Friday, January 3, 2014

DOD/VA Seamless Transition Program Sputtered to a Halt – source Next.gov

After launching with much fanfare in 2009, the interagency program office charged with developing an integrated electronic health record (EHR) for the Defense and Veterans Affairs departments all but sputtered to a halt in September, Nextgov has learned. The development followed a decision by Defense and VA in February to independently develop their own EHRs, due to the high cost of the joint system, pegged at $28 billion by Frank Kendall, Defense undersecretary for acquisition, technology and logistics. Neither Defense nor VA formally announced the shutdown of the interagency program office. A hint of its demise can be found in an industry briefing that said Christopher Miller had assumed the role of acting director of the office, in addition to his role as program executive officer of the new Defense Healthcare Management Systems Modernization, charged with developing the Defense EHR.

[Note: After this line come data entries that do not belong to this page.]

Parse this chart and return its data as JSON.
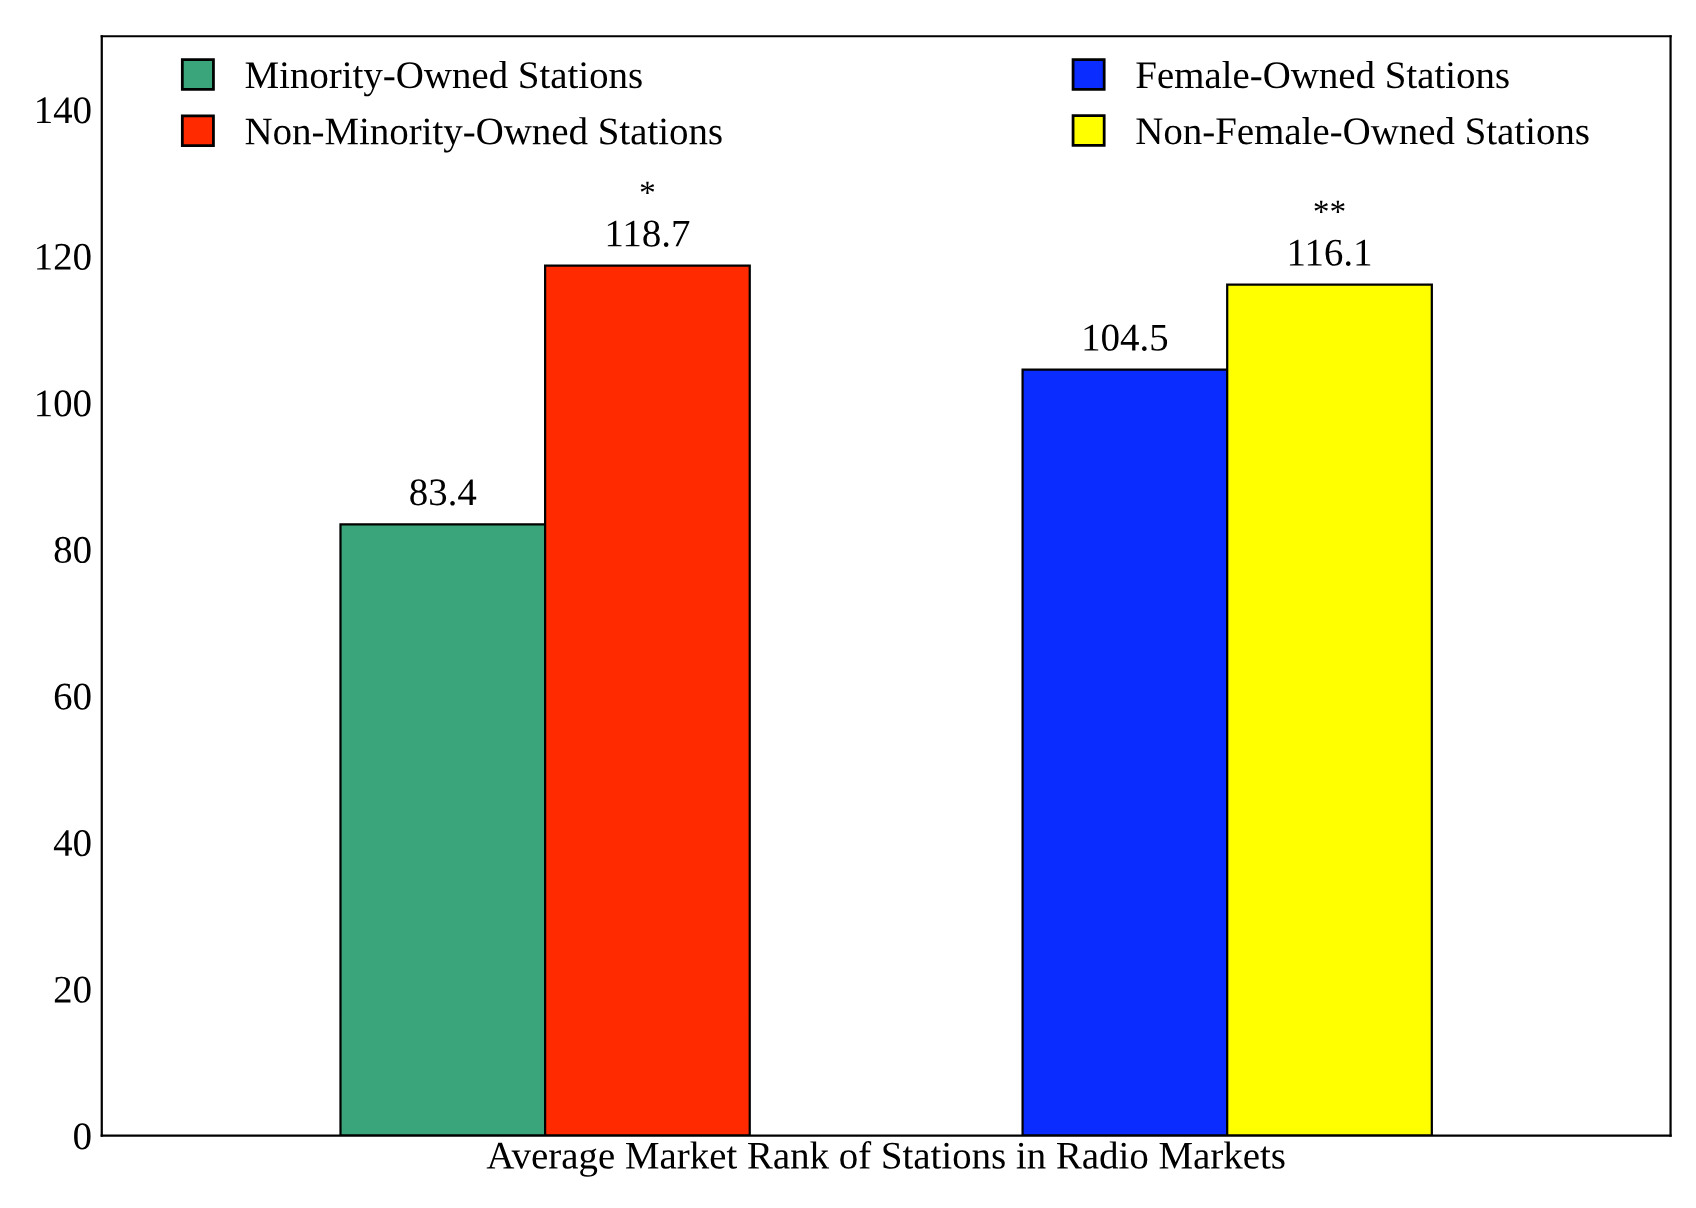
{
  "chart_data": {
    "type": "bar",
    "xlabel": "Average Market Rank of Stations in Radio Markets",
    "categories": [
      null,
      null
    ],
    "series": [
      {
        "name": "Minority-Owned Stations",
        "color": "#3aa57a",
        "values": [
          83.4,
          null
        ]
      },
      {
        "name": "Non-Minority-Owned Stations",
        "color": "#ff2a00",
        "values": [
          118.7,
          null
        ]
      },
      {
        "name": "Female-Owned Stations",
        "color": "#0a2cff",
        "values": [
          null,
          104.5
        ]
      },
      {
        "name": "Non-Female-Owned Stations",
        "color": "#ffff00",
        "values": [
          null,
          116.1
        ]
      }
    ],
    "ylim": [
      0,
      150
    ],
    "yticks": [
      0,
      20,
      40,
      60,
      80,
      100,
      120,
      140
    ],
    "data_labels": true,
    "legend": "top",
    "grid": false,
    "tick_labels": "y",
    "annotations": [
      {
        "text": "*",
        "y": 118.7
      },
      {
        "text": "**",
        "y": 116.1
      }
    ]
  }
}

Maureen Schumann, a Pentagon spokeswoman confirmed on November 18 to Nextgov that Barclay Butler, appointed director of the interagency program office in February 2012, left his job in September. Defense and VA are in the early stages of development of a revised charter and organizational chart of the office, Schumann added, and once completed, “the staffing for the IPO will be determined and announced.” While the office has been all but vaporized, both Defense and VA face the rather difficult task of finding a workaround to provisions in the National Defense Authorization Act of 2008 that mandated a joint EHR. The two departments also need to figure out how to work their way around language in the 2014 VA spending bill that also mandates a single EHR, which could become law if Congress passes a 2014 budget.